Self-Concealment Poem by gershon hepner

Self-Concealment



Rather than talking about what is wrong
with me, I involute and hide
in poems, where the things for which I long
are washed by words. Though time and tide
will wait for no one, words once they’ve been put
onto a hard disk in a folder
can’t be ignored or trodden underfoot.
There they express in ways far bolder
than conversations that are tête-à-tête,
my weaknesses that if revealed
when face-to-face are likely to upset
a listener who is not concealed.
My poems live within a house of wits,
and placed within a cyberbasket,
use words like freshest fruit surrounding pits,
while I lie buried in a casket.
Inspired by the concept of being hidden, as in the pen name of Der Nister, used by Pinchus Kahanovich (Berdichev, Ukraine in 1884– 1950) , author of “The Family Masber, ” and Charles McGrath’s review of “House of Wits: An Intimate Portrait of the James Family, ” by Faul Fisher” (“James Clan, A Family With a Load of Baggage, ” NYT, July 30,2008) :
“House of Basket Cases” might be a better title for Paul Fisher’s big, sweeping biography of the James family.
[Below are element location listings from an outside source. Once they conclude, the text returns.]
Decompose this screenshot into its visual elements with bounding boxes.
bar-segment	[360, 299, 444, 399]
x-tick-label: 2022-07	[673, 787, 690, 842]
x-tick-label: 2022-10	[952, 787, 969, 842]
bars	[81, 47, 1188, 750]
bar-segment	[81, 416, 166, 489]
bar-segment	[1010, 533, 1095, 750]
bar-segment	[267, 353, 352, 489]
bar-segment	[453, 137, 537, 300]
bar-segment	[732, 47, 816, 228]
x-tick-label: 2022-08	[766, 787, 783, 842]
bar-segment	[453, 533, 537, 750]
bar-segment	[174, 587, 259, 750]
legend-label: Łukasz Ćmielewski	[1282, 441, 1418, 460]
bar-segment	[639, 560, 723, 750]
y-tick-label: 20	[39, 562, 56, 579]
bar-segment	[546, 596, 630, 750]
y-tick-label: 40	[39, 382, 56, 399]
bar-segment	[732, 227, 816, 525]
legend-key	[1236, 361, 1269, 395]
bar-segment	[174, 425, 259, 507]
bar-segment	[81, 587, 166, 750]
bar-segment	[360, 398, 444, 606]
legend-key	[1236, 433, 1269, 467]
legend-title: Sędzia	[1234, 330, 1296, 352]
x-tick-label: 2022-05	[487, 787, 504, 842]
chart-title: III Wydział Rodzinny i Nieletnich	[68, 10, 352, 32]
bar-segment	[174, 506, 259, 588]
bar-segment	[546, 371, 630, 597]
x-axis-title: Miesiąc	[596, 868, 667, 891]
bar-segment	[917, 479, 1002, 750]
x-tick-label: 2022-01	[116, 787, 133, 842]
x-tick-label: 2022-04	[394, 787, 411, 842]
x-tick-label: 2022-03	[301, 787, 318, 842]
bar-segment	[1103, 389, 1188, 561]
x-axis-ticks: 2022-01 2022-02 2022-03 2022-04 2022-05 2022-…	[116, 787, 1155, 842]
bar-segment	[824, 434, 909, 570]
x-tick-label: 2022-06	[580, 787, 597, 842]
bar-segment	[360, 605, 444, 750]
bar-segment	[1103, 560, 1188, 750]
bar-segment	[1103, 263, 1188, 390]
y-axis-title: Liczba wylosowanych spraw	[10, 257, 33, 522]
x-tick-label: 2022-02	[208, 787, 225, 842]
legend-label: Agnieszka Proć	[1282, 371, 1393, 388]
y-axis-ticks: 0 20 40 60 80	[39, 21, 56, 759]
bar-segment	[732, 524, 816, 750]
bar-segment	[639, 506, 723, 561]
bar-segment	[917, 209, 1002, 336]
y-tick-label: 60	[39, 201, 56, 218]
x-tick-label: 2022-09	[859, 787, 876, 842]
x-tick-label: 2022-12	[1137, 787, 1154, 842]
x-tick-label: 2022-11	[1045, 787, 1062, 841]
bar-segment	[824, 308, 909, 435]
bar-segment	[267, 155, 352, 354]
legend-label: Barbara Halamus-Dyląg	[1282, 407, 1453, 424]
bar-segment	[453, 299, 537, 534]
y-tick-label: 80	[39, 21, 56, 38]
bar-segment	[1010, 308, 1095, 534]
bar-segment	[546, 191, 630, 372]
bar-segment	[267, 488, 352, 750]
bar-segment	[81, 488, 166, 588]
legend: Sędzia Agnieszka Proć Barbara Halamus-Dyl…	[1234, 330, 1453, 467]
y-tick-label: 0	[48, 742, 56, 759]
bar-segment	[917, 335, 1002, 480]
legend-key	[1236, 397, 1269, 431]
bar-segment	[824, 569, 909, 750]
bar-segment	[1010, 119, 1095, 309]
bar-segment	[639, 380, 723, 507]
Henry Sr., the patriarch, was an alcoholic, the author reminds us, and so was his son Bob, who in addition suffered from erectile problems. Henry Jr., or Harry, as the book refers to him, the great novelist, was a closeted, repressed homosexual, and he too liked to take a drink. The late-blooming William, the groundbreaking philosopher and psychologist, was a neurasthenic, a depressive and a compulsive flirt who deserted his family for long stretches; he also worried about being inadequate in the bedroom. Alice, the youngest, the sole daughter and the only one of the Jameses who could truly be called a “wit, ” was possibly a lesbian, as well as a lifelong invalid who suffered from devastating breakdowns. And Wilkie, the third son, was a lost soul who failed at business and at marriage….The Jameses are a huge and complicated story, and to tell it Mr. Fisher goes in for a certain amount of novelization, mind reading and needlessly perky writing. But he keeps all the balls juggling, gives fair and sympathetic time to everyone, and along the way provides a lively and detailed social history of the period and its houses, museums, steamships, restaurants, department stores and hotels. Even the invention of the Hershey’s Kiss gets a mention. And in evoking this rich context Mr. Fisher drops a clue that helps explain the Jameses as well as any other. In the end they were less a contemporary family than creatures of their time, propelled into the modern world while still carrying a load of Victorian baggage. There was a lot they simply could not say, even to one another. Mr. Fisher makes too much of Henry’s famous late style as a symptom of concealment and involution. But it’s true that unlike us, Henry had no language for what was wrong with him, so rather than spend a lot of time talking about it, he made art instead.